Publication year - 2015
Publication title -
biometrics
Language(s) - English
Resource type - Journals
SCImago Journal Rank - 2.298
H-Index - 130
eISSN - 1541-0420
pISSN - 0006-341X
DOI - 10.1111/biom.12250
Subject(s) - biomarker , covariate , nonparametric statistics , bayesian probability , outcome (game theory) , clinical trial , bayes' theorem , oncology , medicine , computer science , econometrics , machine learning , artificial intelligence , biology , mathematics , biochemistry , mathematical economics
Summary The effect of a targeted agent on a cancer patient's clinical outcome putatively is mediated through the agent's effect on one or more early biological events. This is motivated by pre‐clinical experiments with cells or animals that identify such events, represented by binary or quantitative biomarkers. When evaluating targeted agents in humans, central questions are whether the distribution of a targeted biomarker changes following treatment, the nature and magnitude of this change, and whether it is associated with clinical outcome. Major difficulties in estimating these effects are that a biomarker's distribution may be complex, vary substantially between patients, and have complicated relationships with clinical outcomes.
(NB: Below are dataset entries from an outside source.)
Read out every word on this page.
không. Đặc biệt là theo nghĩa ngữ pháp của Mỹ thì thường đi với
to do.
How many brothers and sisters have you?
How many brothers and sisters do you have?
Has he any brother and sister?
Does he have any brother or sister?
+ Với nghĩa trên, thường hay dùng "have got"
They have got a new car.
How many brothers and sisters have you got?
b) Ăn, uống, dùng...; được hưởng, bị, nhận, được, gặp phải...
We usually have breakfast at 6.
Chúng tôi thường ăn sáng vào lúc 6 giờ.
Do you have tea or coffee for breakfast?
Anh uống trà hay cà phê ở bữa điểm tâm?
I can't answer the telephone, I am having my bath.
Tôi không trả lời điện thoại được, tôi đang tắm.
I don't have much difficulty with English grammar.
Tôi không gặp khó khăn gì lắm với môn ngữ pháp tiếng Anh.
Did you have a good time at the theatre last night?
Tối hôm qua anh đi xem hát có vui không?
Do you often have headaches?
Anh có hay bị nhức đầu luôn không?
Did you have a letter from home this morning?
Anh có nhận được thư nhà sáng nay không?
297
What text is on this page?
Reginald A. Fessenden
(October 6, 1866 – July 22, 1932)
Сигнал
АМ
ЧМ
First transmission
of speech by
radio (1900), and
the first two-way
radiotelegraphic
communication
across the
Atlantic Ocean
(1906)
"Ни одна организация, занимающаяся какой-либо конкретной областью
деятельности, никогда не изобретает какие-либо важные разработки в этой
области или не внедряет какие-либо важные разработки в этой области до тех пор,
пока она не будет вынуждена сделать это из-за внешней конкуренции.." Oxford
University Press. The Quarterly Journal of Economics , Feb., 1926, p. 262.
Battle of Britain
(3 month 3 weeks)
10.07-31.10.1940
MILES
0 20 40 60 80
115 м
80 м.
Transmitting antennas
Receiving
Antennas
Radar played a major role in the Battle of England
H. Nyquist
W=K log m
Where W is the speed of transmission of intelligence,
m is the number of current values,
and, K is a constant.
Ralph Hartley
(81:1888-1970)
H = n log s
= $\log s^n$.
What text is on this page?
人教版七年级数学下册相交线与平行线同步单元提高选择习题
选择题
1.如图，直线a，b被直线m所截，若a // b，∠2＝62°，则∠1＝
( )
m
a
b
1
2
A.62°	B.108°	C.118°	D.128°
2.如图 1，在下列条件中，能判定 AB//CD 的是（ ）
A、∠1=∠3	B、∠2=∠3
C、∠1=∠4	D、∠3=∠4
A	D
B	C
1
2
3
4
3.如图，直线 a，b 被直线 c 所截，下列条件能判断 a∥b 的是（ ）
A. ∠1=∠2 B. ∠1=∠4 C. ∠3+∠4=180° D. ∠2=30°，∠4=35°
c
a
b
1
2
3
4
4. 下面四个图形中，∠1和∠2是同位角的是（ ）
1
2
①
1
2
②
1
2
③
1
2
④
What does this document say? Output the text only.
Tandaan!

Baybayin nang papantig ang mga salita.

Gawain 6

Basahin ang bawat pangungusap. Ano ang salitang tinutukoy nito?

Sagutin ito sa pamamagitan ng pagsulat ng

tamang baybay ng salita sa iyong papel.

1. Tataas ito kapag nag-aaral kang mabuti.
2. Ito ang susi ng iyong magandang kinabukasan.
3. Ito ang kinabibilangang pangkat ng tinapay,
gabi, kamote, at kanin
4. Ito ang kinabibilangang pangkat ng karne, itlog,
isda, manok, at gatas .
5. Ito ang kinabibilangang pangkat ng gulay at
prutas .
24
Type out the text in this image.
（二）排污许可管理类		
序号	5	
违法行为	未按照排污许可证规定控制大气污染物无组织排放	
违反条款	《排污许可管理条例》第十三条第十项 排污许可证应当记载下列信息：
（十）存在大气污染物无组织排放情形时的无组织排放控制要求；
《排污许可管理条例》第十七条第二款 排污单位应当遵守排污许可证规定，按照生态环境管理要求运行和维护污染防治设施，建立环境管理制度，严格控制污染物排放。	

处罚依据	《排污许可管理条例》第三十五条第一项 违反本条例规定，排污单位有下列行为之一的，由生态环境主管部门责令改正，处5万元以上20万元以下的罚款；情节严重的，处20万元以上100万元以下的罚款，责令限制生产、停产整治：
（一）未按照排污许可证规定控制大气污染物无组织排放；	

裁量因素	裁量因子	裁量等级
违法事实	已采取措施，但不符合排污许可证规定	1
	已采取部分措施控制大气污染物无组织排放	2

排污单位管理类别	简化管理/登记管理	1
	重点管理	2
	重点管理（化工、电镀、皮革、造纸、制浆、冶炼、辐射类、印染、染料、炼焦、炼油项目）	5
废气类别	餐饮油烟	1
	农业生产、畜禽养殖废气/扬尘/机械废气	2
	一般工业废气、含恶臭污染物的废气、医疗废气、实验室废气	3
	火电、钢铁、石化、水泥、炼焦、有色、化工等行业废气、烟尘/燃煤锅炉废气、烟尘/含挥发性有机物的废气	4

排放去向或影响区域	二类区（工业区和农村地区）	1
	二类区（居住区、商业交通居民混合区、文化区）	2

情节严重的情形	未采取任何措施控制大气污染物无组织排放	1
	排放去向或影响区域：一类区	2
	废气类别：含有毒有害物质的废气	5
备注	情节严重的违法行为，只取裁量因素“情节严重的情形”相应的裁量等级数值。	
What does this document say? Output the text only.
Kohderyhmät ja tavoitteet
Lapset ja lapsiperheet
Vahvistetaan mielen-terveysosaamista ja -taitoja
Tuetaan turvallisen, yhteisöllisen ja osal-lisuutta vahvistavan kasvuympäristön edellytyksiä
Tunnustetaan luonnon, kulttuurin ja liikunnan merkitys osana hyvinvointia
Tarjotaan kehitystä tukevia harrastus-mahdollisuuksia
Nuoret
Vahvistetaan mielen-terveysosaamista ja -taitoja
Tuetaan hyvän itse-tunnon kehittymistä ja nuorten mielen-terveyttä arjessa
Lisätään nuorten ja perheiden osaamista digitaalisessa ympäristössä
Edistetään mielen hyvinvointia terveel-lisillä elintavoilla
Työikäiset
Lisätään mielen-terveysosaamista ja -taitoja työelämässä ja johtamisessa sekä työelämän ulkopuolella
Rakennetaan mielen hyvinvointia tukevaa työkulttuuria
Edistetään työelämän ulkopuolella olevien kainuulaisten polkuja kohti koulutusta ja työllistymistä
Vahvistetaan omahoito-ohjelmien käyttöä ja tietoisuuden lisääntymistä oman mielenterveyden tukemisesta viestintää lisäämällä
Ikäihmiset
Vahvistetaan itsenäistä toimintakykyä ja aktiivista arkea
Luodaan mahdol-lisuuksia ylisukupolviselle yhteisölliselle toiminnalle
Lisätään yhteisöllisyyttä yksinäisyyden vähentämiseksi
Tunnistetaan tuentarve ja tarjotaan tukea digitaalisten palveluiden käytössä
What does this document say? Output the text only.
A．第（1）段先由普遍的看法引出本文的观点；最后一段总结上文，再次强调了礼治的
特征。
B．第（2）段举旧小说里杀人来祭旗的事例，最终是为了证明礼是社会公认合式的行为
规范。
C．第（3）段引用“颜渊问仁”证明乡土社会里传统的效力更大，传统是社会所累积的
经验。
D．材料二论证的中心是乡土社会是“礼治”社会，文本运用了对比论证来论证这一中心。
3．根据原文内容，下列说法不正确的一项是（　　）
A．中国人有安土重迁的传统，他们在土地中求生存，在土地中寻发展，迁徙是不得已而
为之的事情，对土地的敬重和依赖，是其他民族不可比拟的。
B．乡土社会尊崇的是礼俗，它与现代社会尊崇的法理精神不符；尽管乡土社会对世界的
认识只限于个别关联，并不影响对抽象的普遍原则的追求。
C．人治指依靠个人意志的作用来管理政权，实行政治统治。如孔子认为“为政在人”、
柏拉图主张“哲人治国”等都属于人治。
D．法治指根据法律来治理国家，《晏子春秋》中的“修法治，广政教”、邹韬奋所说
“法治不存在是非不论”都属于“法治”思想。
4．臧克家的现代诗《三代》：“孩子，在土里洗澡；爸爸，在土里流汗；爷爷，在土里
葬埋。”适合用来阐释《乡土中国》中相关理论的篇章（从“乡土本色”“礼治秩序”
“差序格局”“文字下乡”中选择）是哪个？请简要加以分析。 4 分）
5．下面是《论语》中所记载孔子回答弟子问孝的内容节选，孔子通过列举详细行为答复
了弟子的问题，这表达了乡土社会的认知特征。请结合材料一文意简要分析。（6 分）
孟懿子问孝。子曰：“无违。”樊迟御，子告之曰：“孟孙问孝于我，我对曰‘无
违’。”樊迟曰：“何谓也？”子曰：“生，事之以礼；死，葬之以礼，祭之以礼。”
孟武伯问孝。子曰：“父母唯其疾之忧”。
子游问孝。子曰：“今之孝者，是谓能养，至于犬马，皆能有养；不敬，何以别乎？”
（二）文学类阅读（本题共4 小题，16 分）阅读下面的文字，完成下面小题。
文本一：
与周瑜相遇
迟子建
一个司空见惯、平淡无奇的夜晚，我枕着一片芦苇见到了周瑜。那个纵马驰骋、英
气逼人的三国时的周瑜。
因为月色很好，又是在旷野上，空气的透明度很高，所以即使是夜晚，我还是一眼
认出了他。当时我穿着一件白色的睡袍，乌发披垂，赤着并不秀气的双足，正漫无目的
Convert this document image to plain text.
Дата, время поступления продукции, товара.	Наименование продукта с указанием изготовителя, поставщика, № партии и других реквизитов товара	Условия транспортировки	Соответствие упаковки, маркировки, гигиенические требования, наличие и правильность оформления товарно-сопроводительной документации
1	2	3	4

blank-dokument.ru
We present a probabilistically coherent framework for modeling and estimation in this setting, including a hierarchical Bayesian nonparametric mixture model for biomarkers that we use to define a functional profile of pre‐versus‐post‐treatment biomarker distribution change. The functional is similar to the receiver operating characteristic used in diagnostic testing. The hierarchical model yields clusters of individual patient biomarker profile functionals, and we use the profile as a covariate in a regression model for clinical outcome. The methodology is illustrated by analysis of a dataset from a clinical trial in prostate cancer using imatinib to target platelet‐derived growth factor, with the clinical aim to improve progression‐free survival time.